Desde París trató desesperadamente de romper la campana de cristal que mantenía a los portátiles ajenos a las oscuras intenciones de Crowley y envió a Duchamp un sobre que contenía, recortada letra a letra, la minúscula caligrafía del traidor, y en el reverso del cual dibujó, a modo de remite, un Optófono. Como era de esperar de nada sirvió, incluso Crowley contaba con ello; no por casualidad había dado motivos para sospechar precisamente al único portátil anclado, quien difícilmente tomaría medidas tan drásticas como las que le habían infligido recientemente a Céline, ésta era la razón por la cual había escogido a Picabia como testigo impotente de la desmembración; no había dejado nada al azar en este asunto: daría fin de la conjura portátil en el año 1927 y el apogeo creativo que vivían los shandys en el sanatorio –donde, por primera vez desde su fundación en Port Actif, se aplicaban a la creación portátil y al silencio hiperexpresivo de día y de noche- sería un excelente prólogo de la destrucción.

Duchamp no respondió, cosa que disgustó a Picabia aunque el dispendio en sellos había sido mínimo, ya que detestaba ir y venir de la oficina de correo pues en más de una ocasión se le había aparecido en la puerta giratoria de entrada un negro cartero enano que tocaba el clarín de forma burlona. A pesar de su malestar, insistió enviándole una nota más explícita: ‹‹Puedes fotografiar un paisaje, pero no puedes fotografiar lo que pasa por la cabeza de un ODRADEK.›› Esta vez Duchamp le devolvió el dibujo del Optófono y una carta laboriosamente compuesta cosiendo los microscópicos caracteres de Crowley a una pluma de colibrí.

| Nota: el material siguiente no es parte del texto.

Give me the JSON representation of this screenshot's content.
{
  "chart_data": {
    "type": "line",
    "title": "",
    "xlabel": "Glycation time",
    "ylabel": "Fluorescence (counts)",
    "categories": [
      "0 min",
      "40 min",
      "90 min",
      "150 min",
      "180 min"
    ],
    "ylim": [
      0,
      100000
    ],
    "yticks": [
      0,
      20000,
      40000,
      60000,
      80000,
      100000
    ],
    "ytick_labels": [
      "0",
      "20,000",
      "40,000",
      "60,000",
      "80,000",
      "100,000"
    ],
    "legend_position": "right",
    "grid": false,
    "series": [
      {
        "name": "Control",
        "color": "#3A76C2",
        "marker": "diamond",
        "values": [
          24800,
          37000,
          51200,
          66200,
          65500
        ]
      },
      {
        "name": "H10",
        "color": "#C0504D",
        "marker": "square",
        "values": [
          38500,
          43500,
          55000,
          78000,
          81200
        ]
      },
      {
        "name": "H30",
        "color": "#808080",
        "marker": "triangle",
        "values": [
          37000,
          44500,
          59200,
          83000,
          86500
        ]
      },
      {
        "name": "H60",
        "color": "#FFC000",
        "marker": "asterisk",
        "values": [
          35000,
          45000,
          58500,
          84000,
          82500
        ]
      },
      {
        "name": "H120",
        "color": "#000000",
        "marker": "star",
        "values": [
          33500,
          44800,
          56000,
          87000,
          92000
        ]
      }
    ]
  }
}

Picabia, designado –desolado e indignado-, publicó el número vigésimo de su revista 391. A pesar de que una inundación arruinó la tirada completa antes de su distribución, hoy sabemos que contenía páginas y más páginas de luto riguroso, negras, sin márgenes ni texto, a excepción de un solo esbozo en la página final: un cuervo vertiendo a propósito el contenido íntegro de una botella de champán francés, llena en realidad de shandy, sobre una cámara fotográfica con el diafragma abierto.


[Tras incluir el capítulo ‹‹Prólogo de la destrucción›› convendría realizar la siguiente corrección: en la cuarta línea del segundo párrafo de ‹‹Todo el día en las tumbonas››, donde se lee: ‹‹… le escribió para decirle que…››, debería leerse ‹‹… le respondió dándole a entender que…››.]